You can use the SQL*Plus RECOVER command to perform parallel recovery.
Refer to the SQL*Plus User's Guide and Reference for details.
You can use the SQL command ALTER DATABASE RECOVER to perform
parallel recovery but this is not recommended.
Situations That Benefit from Parallel Recovery
In general, parallel recovery is most effective at reducing recovery time when several
datafiles on several different disks are being recovered concurrently. Crash recovery
(recovery after instance failure) and media recovery of many datafiles on many different
disk drives are good candidates for parallel recovery.

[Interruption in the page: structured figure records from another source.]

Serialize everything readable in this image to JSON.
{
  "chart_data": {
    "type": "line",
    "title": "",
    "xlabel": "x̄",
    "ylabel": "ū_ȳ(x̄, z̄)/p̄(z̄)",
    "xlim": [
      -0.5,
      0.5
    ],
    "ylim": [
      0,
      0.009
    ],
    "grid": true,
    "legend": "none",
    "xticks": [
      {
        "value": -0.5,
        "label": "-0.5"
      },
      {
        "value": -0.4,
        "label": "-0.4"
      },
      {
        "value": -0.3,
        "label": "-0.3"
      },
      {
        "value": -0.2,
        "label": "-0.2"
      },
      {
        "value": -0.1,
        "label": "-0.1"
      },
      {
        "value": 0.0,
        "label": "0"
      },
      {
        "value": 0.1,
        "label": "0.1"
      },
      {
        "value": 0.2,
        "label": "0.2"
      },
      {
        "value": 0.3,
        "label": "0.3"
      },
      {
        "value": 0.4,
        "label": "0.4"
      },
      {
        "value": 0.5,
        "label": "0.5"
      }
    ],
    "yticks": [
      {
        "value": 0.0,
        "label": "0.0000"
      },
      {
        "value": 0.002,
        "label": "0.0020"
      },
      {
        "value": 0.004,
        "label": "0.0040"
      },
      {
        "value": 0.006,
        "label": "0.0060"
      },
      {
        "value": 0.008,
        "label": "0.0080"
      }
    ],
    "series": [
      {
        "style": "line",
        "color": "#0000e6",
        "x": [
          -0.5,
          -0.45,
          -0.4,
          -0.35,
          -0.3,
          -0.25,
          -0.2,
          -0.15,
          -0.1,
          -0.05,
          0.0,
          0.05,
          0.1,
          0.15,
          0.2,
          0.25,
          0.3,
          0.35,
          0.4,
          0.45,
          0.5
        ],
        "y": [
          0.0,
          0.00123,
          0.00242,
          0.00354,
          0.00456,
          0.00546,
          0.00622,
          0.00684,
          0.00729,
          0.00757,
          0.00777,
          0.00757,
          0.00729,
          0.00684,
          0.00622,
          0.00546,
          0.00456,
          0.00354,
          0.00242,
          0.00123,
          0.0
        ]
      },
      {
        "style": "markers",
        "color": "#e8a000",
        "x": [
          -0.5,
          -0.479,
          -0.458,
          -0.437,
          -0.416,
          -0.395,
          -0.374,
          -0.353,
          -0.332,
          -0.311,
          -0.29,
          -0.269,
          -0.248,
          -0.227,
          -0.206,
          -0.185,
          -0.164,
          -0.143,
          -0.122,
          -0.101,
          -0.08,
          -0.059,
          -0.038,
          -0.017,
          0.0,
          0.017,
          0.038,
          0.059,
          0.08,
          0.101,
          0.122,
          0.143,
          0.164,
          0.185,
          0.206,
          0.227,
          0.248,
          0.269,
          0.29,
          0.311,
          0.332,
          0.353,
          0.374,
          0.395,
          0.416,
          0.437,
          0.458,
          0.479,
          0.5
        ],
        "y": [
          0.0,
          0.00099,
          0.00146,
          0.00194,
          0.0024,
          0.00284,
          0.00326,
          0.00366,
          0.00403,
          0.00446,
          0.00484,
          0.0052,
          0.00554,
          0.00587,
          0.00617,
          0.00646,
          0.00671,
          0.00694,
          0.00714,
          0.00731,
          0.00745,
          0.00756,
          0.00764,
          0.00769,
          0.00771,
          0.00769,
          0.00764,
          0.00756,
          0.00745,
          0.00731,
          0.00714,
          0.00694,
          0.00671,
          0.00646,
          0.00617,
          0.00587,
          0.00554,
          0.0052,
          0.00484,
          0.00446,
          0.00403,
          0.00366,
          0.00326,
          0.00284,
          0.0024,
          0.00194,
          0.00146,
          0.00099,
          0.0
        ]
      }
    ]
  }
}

The performance improvement from parallel recovery is also dependent upon whether the
operating system supports asynchronous I/O. If asynchronous I/O is not supported,
parallel recovery can dramatically reduce recovery time. If asynchronous I/O is
supported, the recovery time may only be slightly reduced by using parallel recovery.
Additional Information:
See your operating system documentation to determine whether the
system supports asynchronous I/O.
Recovery Processes
In a typical parallel recovery situation, one process is responsible for reading and
dispatching redo entries from the redo log files. This is the dedicated server process that
begins the recovery session. The server process reading the redo log files enlists two or
more recovery processes to apply the changes from the redo entries to the datafiles.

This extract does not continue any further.